In September 2018, the Supreme Court of India in the Sabarimala Temple Entry Case held that Sabarimala’s exclusion of menstruating women violated the Constitution. Article 25(2)(b) was one of the provisions that were at the heart of judicial and public reasoning around the case.
Article 25 provides that ‘…all persons are equally entitled to freedom of conscience and the right freely to profess, practise and propagate religion...’ subject to certain limitations, reflected in Article 25(2)(b), that include legislative attempts at social reform and ‘throwing open of throwing open of Hindu religious institutions of a public character to all classes and sections of Hindus’
Clearly, the framers of the Constitution felt that social reform legislation should not be constrained by the right to religious freedom. However, a scrutiny of the Committee Stages of the constitution-making process indicates that this was not always the case.

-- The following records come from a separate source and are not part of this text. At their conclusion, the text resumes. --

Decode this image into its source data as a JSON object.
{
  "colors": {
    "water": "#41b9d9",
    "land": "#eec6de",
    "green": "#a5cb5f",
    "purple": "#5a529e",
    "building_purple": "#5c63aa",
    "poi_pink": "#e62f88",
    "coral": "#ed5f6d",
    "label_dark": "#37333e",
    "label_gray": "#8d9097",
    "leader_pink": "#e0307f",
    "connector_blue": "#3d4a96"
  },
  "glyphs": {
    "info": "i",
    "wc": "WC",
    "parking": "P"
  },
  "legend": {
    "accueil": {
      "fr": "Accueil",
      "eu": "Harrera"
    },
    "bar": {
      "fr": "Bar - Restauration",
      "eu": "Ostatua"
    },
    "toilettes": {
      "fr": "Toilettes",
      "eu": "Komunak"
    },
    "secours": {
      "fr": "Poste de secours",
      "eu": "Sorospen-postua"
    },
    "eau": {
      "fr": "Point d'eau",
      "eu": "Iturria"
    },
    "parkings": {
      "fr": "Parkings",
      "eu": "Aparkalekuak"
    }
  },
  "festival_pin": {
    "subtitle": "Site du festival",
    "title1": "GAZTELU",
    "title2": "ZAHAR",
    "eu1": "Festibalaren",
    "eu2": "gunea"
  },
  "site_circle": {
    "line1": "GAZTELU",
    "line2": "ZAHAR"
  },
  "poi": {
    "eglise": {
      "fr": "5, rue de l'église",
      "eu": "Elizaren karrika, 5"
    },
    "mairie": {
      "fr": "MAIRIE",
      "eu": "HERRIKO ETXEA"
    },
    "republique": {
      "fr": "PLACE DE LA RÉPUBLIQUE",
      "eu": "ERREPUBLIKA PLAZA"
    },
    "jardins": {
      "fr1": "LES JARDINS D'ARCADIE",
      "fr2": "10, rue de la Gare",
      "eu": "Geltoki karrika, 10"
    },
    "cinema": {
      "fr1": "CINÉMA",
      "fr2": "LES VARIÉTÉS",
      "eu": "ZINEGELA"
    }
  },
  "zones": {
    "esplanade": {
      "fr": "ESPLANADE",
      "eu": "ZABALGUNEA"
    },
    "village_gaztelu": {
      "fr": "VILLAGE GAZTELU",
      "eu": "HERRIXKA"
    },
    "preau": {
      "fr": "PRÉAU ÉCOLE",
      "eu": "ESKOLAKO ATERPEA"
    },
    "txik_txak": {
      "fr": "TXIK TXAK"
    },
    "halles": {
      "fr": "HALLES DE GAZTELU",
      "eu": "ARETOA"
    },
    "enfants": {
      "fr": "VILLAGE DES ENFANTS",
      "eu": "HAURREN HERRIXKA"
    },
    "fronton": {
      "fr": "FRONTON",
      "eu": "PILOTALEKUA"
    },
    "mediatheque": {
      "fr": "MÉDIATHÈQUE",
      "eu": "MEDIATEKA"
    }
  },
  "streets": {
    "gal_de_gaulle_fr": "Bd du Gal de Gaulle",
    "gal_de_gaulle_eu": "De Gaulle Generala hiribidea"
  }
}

On March 26, 1947, the Constituent Assembly’s Sub-Committee for Fundamental Rights drew up the freedom of religion Article in the following way:
All Persons are equally entitled to freedom of conscience and the right freely to profess and practise religion in a manner compatible with public order, morality or health.
Explanation I – The wearing and carrying of kirpans shall be deemed to be included in the practice of Sikh religion
Explanation II – The right to profess and practise religion shall not include economic, financial, political or other secular activities associated with religious worship.
Rajkumari Amrit Kaur, a member of the Committee, was not happy. She felt ‘that the clause is defective in as much as it might invalidate legislation against anti-social customs which have the sanction of religion’.
Five days later the Committee prepared a Draft Report in which the right to religious freedom provision still did not contain an exception for social reform legislation.
This made Kaur, along with another member Hansa Mehta, to write a letter to B.N. Rau, the Assembly’s Constitutional Advisor:
‘…As we are are all aware there are several customs practised in the name of religion eg., pardha, child marriage, polygamy, unequal laws of inheritance, prevention of inter-caste marriages, dedication of girls to temples. We are naturally anxious that no clause in fundamental rights shall make impossible future legislation for the purpose of wiping out these evils…’
They added that existing social legislation like the Sarda Act (Child Marriage Restraint Act, 1929) and the Window Remarriage Act might be compromised.
Kaur and Mehta found an ally in Alladi Krishnaswami Ayyar, an influential member of the Sub-Committee, who also wrote a letter to B.N. Rau: ‘…there is a good deal to be said in favour of what the lady members have urged…’.
Ayyar felt that clause, as it stood, gave a chance for the federal court to view ‘religion and practice of religion’ in a wide sense and this may invalidate existing and stall future social legislation and that ‘…an apprehension of this sort is not ill-founded is clear from section 116 of the Australian Constitution relating to freedom in matters of religious belief and exercise of religion in Adelaide of Jehova’s Witnesses v. Commonwealth…’.
He further added that when the Government of India Act 1935 was being passed ‘a deputation of orthodox Hindus pressed upon parliament to safeguard religious from interference of any kind by the legislature’. The parliament a the time refused to entertain the demanded as it would ‘stand in the way of social and religious reform’. Ayyar suggested that the Assembly should adopt a similar attitude; he urged Rau to consider drafting and placing a clause into the provision that would protect social reform legislation.
These interventions at the early stages of constitution-making led to the Constituent Assembly inserting an exception clause, which after a couple of iterations, settled into the form that exists today as 25(2)(b).